Правила приличия не позволяли мне уйти так рано. И вот я сидел (мы все еще пили портвейн) и слушал рассказ о том, что вдохновило моего собеседника приобрести этого, как он выражался, «настоящего, подлинного, чистопробного, беспримесного, стопроцентного Старого Мастера»; таким способом он хотел «обскакать» коллегу-парламентария, питавшего страсть к живописи. Не стану даже пересказывать его монолог, это было бы слишком утомительно. Главное, все кончилось приглашением, которого я так боялся весь вечер.
— Вы должны взглянуть на нее. В соседней комнате. Пойдемте.
— Разве она не упакована? — торопливо спросил я.
— Под замком, только и всего.
— Прошу вас, не стоит беспокоиться, — настаивал я.
— Какое, к черту, беспокойство? Идемте же.
Тут я понял, что, упорствуя, могу навлечь на себя подозрения, когда обнаружится пропажа. Поэтому я покорно проследовал за ним в спальню и сначала осмотрел железный футляр, стоявший в углу: Крэггс был безмерно горд этим незамысловатым на вид приспособлением и, казалось, мог часами распространяться о достоинствах замка «Чаббс». Наконец, после бесконечных вступлений, он вставил ключ, раздался щелчок, и я замер.
— Господи Исусе! — вскричал я. Картина была на месте, среди карт!

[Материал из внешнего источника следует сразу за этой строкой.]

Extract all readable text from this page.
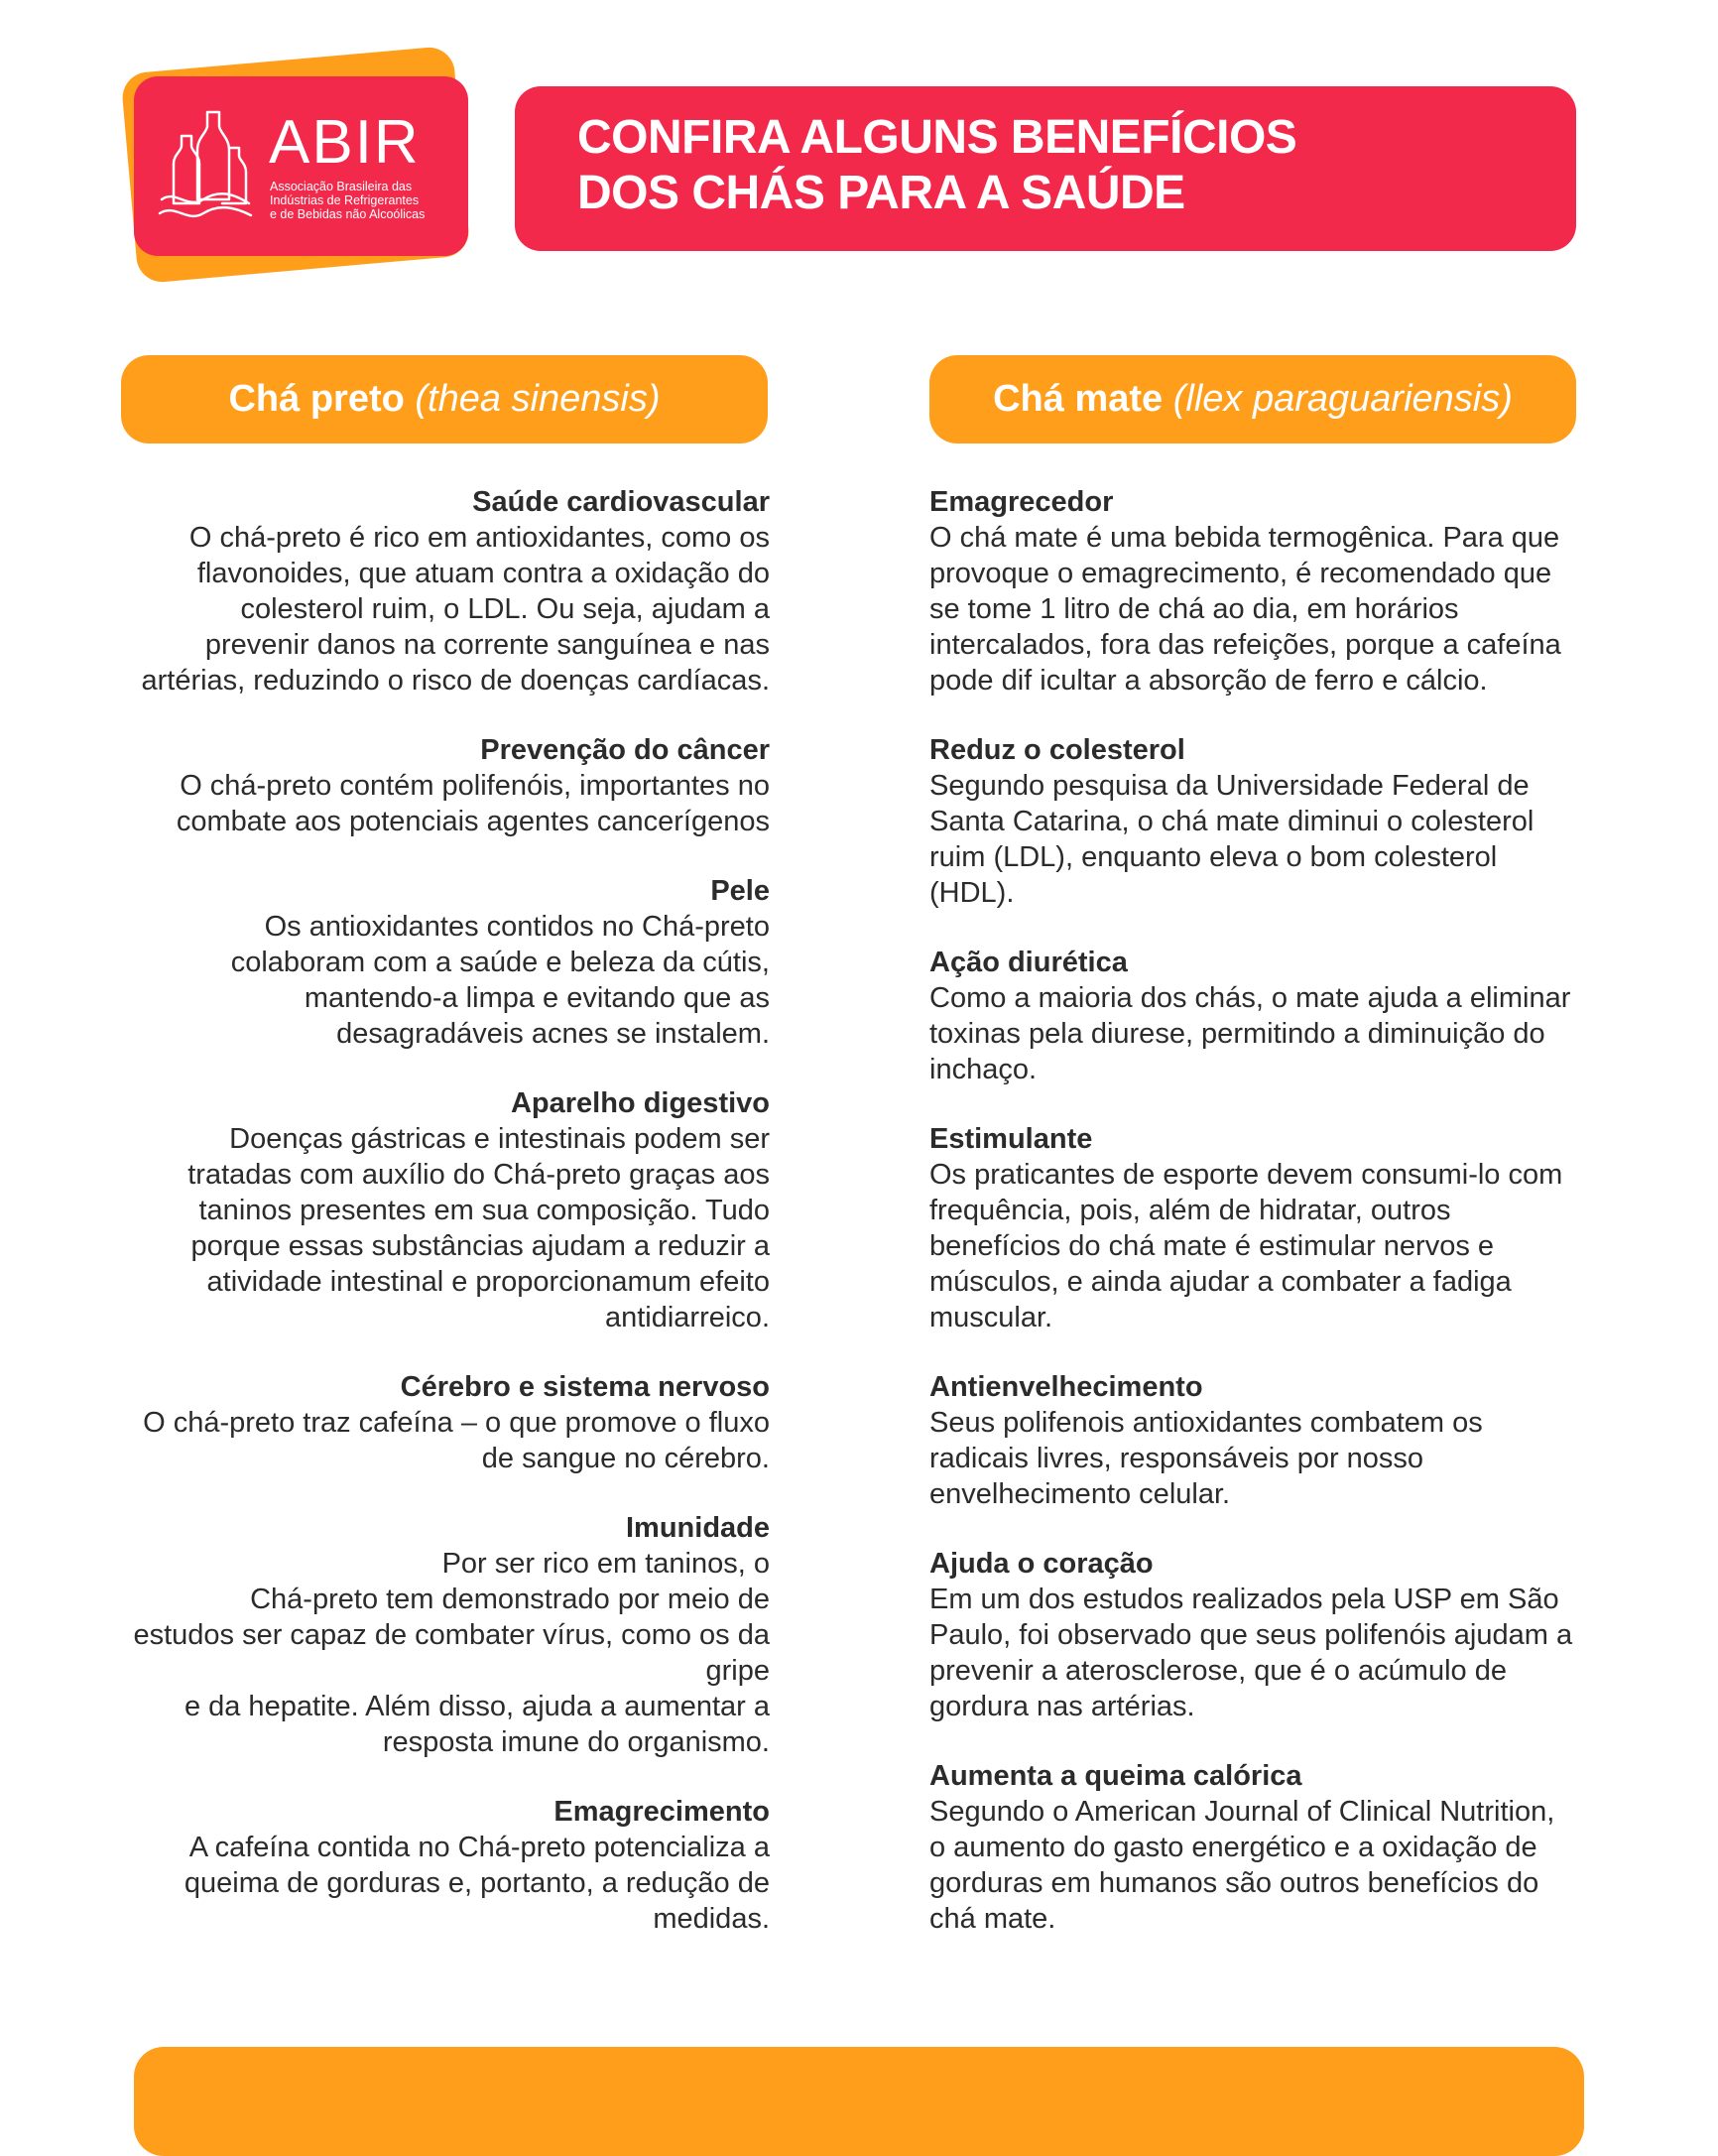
ABIR
Associação Brasileira das
Indústrias de Refrigerantes
e de Bebidas não Alcoólicas
CONFIRA ALGUNS BENEFÍCIOS
DOS CHÁS PARA A SAÚDE
Chá preto (thea sinensis)	Chá mate (llex paraguariensis)
Saúde cardiovascular
O chá-preto é rico em antioxidantes, como os
flavonoides, que atuam contra a oxidação do
colesterol ruim, o LDL. Ou seja, ajudam a
prevenir danos na corrente sanguínea e nas
artérias, reduzindo o risco de doenças cardíacas.
Prevenção do câncer
O chá-preto contém polifenóis, importantes no
combate aos potenciais agentes cancerígenos
Pele
Os antioxidantes contidos no Chá-preto
colaboram com a saúde e beleza da cútis,
mantendo-a limpa e evitando que as
desagradáveis acnes se instalem.
Aparelho digestivo
Doenças gástricas e intestinais podem ser
tratadas com auxílio do Chá-preto graças aos
taninos presentes em sua composição. Tudo
porque essas substâncias ajudam a reduzir a
atividade intestinal e proporcionamum efeito
antidiarreico.
Cérebro e sistema nervoso
O chá-preto traz cafeína – o que promove o fluxo
de sangue no cérebro.
Imunidade
Por ser rico em taninos, o
Chá-preto tem demonstrado por meio de
estudos ser capaz de combater vírus, como os da
gripe
e da hepatite. Além disso, ajuda a aumentar a
resposta imune do organismo.
Emagrecimento
A cafeína contida no Chá-preto potencializa a
queima de gorduras e, portanto, a redução de
medidas.
Emagrecedor
O chá mate é uma bebida termogênica. Para que
provoque o emagrecimento, é recomendado que
se tome 1 litro de chá ao dia, em horários
intercalados, fora das refeições, porque a cafeína
pode dif icultar a absorção de ferro e cálcio.
Reduz o colesterol
Segundo pesquisa da Universidade Federal de
Santa Catarina, o chá mate diminui o colesterol
ruim (LDL), enquanto eleva o bom colesterol
(HDL).
Ação diurética
Como a maioria dos chás, o mate ajuda a eliminar
toxinas pela diurese, permitindo a diminuição do
inchaço.
Estimulante
Os praticantes de esporte devem consumi-lo com
frequência, pois, além de hidratar, outros
benefícios do chá mate é estimular nervos e
músculos, e ainda ajudar a combater a fadiga
muscular.
Antienvelhecimento
Seus polifenois antioxidantes combatem os
radicais livres, responsáveis por nosso
envelhecimento celular.
Ajuda o coração
Em um dos estudos realizados pela USP em São
Paulo, foi observado que seus polifenóis ajudam a
prevenir a aterosclerose, que é o acúmulo de
gordura nas artérias.
Aumenta a queima calórica
Segundo o American Journal of Clinical Nutrition,
o aumento do gasto energético e a oxidação de
gorduras em humanos são outros benefícios do
chá mate.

— Впечатляет, а? — произнес Крэгсс, достав и развернув полотно, чтобы мне было лучше видно. — Вот это вещь! И не подумаешь, что ей двести тридцать лет. А ведь так и есть! Ну и лицо будет у старика Джонсона, когда он ее увидит! Пусть больше не хвалится своими картинами. Да она одна стоит всех картин в колонии Квинсленд, вместе взятых. Ей цена — пятьдесят тысяч фунтов, не меньше, мальчик мой, а я купил за пять!

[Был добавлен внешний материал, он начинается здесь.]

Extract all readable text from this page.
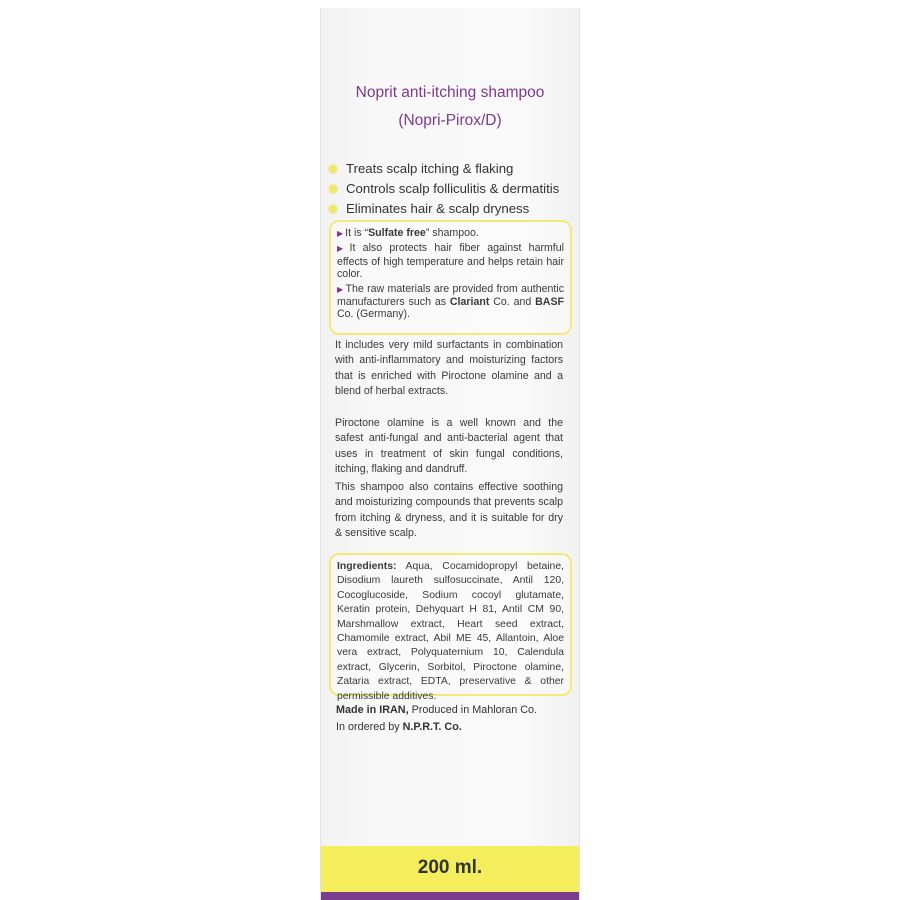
Noprit anti-itching shampoo
(Nopri-Pirox/D)
Treats scalp itching & flaking
Controls scalp folliculitis & dermatitis
Eliminates hair & scalp dryness
▶ It is “Sulfate free” shampoo.
▶ It also protects hair fiber against harmful effects of high temperature and helps retain hair color.
▶ The raw materials are provided from authentic manufacturers such as Clariant Co. and BASF Co. (Germany).
It includes very mild surfactants in combination with anti-inflammatory and moisturizing factors that is enriched with Piroctone olamine and a blend of herbal extracts.
Piroctone olamine is a well known and the safest anti-fungal and anti-bacterial agent that uses in treatment of skin fungal conditions, itching, flaking and dandruff.
This shampoo also contains effective soothing and moisturizing compounds that prevents scalp from itching & dryness, and it is suitable for dry & sensitive scalp.
Ingredients: Aqua, Cocamidopropyl betaine, Disodium laureth sulfosuccinate, Antil 120, Cocoglucoside, Sodium cocoyl glutamate, Keratin protein, Dehyquart H 81, Antil CM 90, Marshmallow extract, Heart seed extract, Chamomile extract, Abil ME 45, Allantoin, Aloe vera extract, Polyquaternium 10, Calendula extract, Glycerin, Sorbitol, Piroctone olamine, Zataria extract, EDTA, preservative & other permissible additives.
Made in IRAN, Produced in Mahloran Co.
In ordered by N.P.R.T. Co.
200 ml.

Он дружески ткнул меня в бок и был явно настроен откровенничать и дальше, но, взглянув на меня, сдержался.
— Если вас так проняло, — усмехнулся он, потирая руки, — то что будет со стариком Джонсоном? Чтоб он повесился на крюке для картины!
Не помню, что я ответил. Сначала я молчал, приходя в себя от потрясения, потом уже по другой причине. Меня одолевали противоречивые мысли. Раффлс потерпел поражение! Сам Раффлс! Быть может, мне повезет? Или уже поздно? Неужели ничего нельзя сделать?
— До встречи, — сказал он, бросив последний взгляд на полотно, прежде чем свернуть его, — до встречи в Брисбене.
Представьте себе, что я испытал, когда он закрыл футляр!
— Это последний раз, — он положил ключ в карман, — на корабле она отправится прямиком в сейф.
Последний раз! Если бы я мог сделать так, чтобы он отправился в Австралию лишь с законным содержимым своего драгоценного футляра! Если бы мне удалось то, что не удалось Раффлсу!
Мы вернулись в гостиную. Понятия не имею, как долго он говорил и о чем. На смену портвейну пришел виски с содовой. Я едва пригубил, зато Крэггс выпил изрядно, и, когда я оставил его около одиннадцати, он плохо соображал. Последний поезд до Эшера отходил с Ватерлоо в 11.50.
Я взял кэб и помчался домой. Тринадцать минут спустя я уже снова был в отеле. Я поднялся по лестнице. Коридор был пуст; я помедлил секунду, прислушиваясь к храпу в гостиной, а потом тихо открыл дверь ключом, который предусмотрительно позаимствовал у хозяина.